それでもダメなら「Windows側の共有機能」を確認
- 「パスワード保護共有」がオンの場合、相手側でユーザー名/パスワードが必要になります(家庭内で簡単にしたい場合は設定を見直す)
- 「Windows Defender ファイアウォール」で共有がブロックされることがあります(一時的に確認して、必要なら共有関連の許可を見直す)
プライベートネットワークに変更しても安全?
信頼できるネットワーク(自宅・職場など)であれば、プライベートネットワーク設定は基本的に安全です。ただし、次のことに注意しましょう。
- 不審なデバイスと共有しない(見覚えのないPC名が出る場合は要注意)
- 公共Wi-Fiでは絶対に「プライベート」に設定しない
- パスワード保護やファイアウォール設定は有効にしておく
こうしたポイントを押さえておくことで、セキュリティを保ちながら快適なネットワーク環境を整えることができます。特に、自宅内のパソコン同士でのファイル共有やプリンターの利用には「プライベートネットワーク」の設定が不可欠です。必要以上に怖がらず、正しく設定して活用することが、トラブルのないPC環境につながります。
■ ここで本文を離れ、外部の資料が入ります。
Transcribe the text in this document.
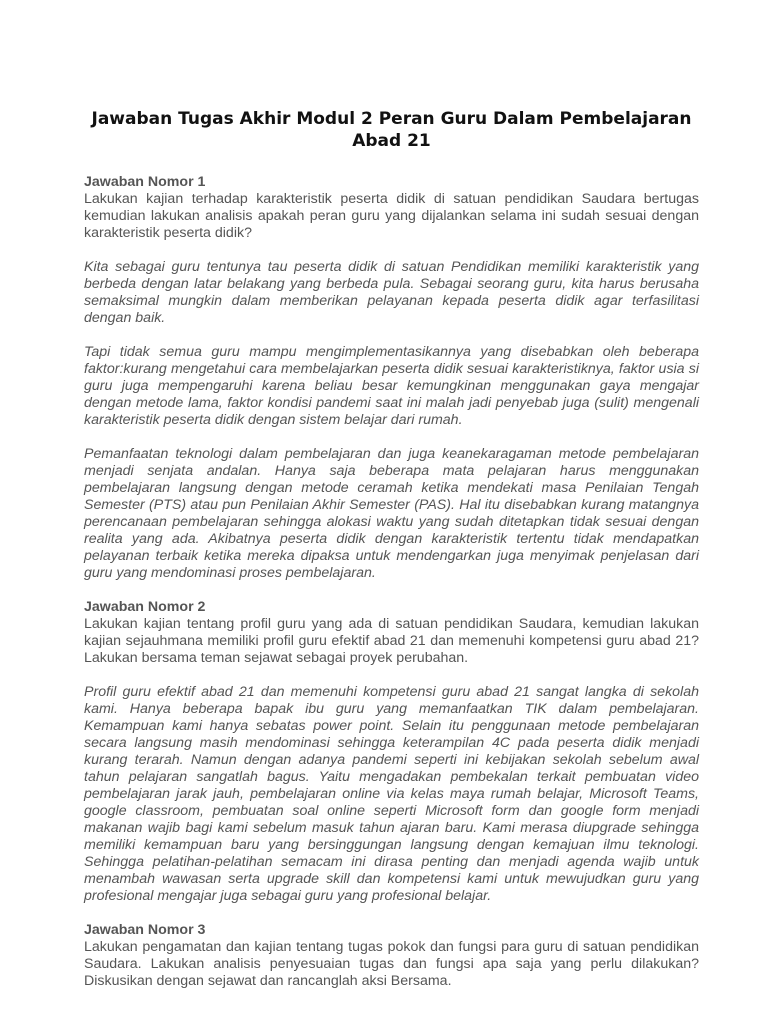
Jawaban Tugas Akhir Modul 2 Peran Guru Dalam Pembelajaran Abad 21
Jawaban Nomor 1

Lakukan kajian terhadap karakteristik peserta didik di satuan pendidikan Saudara bertugas kemudian lakukan analisis apakah peran guru yang dijalankan selama ini sudah sesuai dengan karakteristik peserta didik?

Kita sebagai guru tentunya tau peserta didik di satuan Pendidikan memiliki karakteristik yang berbeda dengan latar belakang yang berbeda pula. Sebagai seorang guru, kita harus berusaha semaksimal mungkin dalam memberikan pelayanan kepada peserta didik agar terfasilitasi dengan baik.

Tapi tidak semua guru mampu mengimplementasikannya yang disebabkan oleh beberapa faktor:kurang mengetahui cara membelajarkan peserta didik sesuai karakteristiknya, faktor usia si guru juga mempengaruhi karena beliau besar kemungkinan menggunakan gaya mengajar dengan metode lama, faktor kondisi pandemi saat ini malah jadi penyebab juga (sulit) mengenali karakteristik peserta didik dengan sistem belajar dari rumah.

Pemanfaatan teknologi dalam pembelajaran dan juga keanekaragaman metode pembelajaran menjadi senjata andalan. Hanya saja beberapa mata pelajaran harus menggunakan pembelajaran langsung dengan metode ceramah ketika mendekati masa Penilaian Tengah Semester (PTS) atau pun Penilaian Akhir Semester (PAS). Hal itu disebabkan kurang matangnya perencanaan pembelajaran sehingga alokasi waktu yang sudah ditetapkan tidak sesuai dengan realita yang ada. Akibatnya peserta didik dengan karakteristik tertentu tidak mendapatkan pelayanan terbaik ketika mereka dipaksa untuk mendengarkan juga menyimak penjelasan dari guru yang mendominasi proses pembelajaran.

Jawaban Nomor 2

Lakukan kajian tentang profil guru yang ada di satuan pendidikan Saudara, kemudian lakukan kajian sejauhmana memiliki profil guru efektif abad 21 dan memenuhi kompetensi guru abad 21? Lakukan bersama teman sejawat sebagai proyek perubahan.

Profil guru efektif abad 21 dan memenuhi kompetensi guru abad 21 sangat langka di sekolah kami. Hanya beberapa bapak ibu guru yang memanfaatkan TIK dalam pembelajaran. Kemampuan kami hanya sebatas power point. Selain itu penggunaan metode pembelajaran secara langsung masih mendominasi sehingga keterampilan 4C pada peserta didik menjadi kurang terarah. Namun dengan adanya pandemi seperti ini kebijakan sekolah sebelum awal tahun pelajaran sangatlah bagus. Yaitu mengadakan pembekalan terkait pembuatan video pembelajaran jarak jauh, pembelajaran online via kelas maya rumah belajar, Microsoft Teams, google classroom, pembuatan soal online seperti Microsoft form dan google form menjadi makanan wajib bagi kami sebelum masuk tahun ajaran baru. Kami merasa diupgrade sehingga memiliki kemampuan baru yang bersinggungan langsung dengan kemajuan ilmu teknologi. Sehingga pelatihan-pelatihan semacam ini dirasa penting dan menjadi agenda wajib untuk menambah wawasan serta upgrade skill dan kompetensi kami untuk mewujudkan guru yang profesional mengajar juga sebagai guru yang profesional belajar.

Jawaban Nomor 3

Lakukan pengamatan dan kajian tentang tugas pokok dan fungsi para guru di satuan pendidikan Saudara. Lakukan analisis penyesuaian tugas dan fungsi apa saja yang perlu dilakukan? Diskusikan dengan sejawat dan rancanglah aksi Bersama.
*なお、会社や学校、公共のWi-Fiなど信頼できないネットワークでは、「パブリック(非公開)」のままにしておく方が安全です。自宅や職場の信頼できるネットワークでのみ「プライベート」に変更するようにしましょう。
【補足】パブリックとプライベートの違い
- パブリック(非公開):外部との共有を制限する安全重視の設定(主に公共Wi-Fiや社外で使用)
- プライベート(公開):同じネットワーク内のPC・プリンタと通信・共有できるようにする設定(自宅や職場など)
まとめ
ネットワークが「パブリック(非公開)」になってしまっても慌てず、設定を確認すれば元に戻せます。自宅や信頼できる環境では「プライベートネットワーク」を選ぶのが基本です。共有や印刷ができなくなった時は、まずネットワーク種別をチェックしてみてください。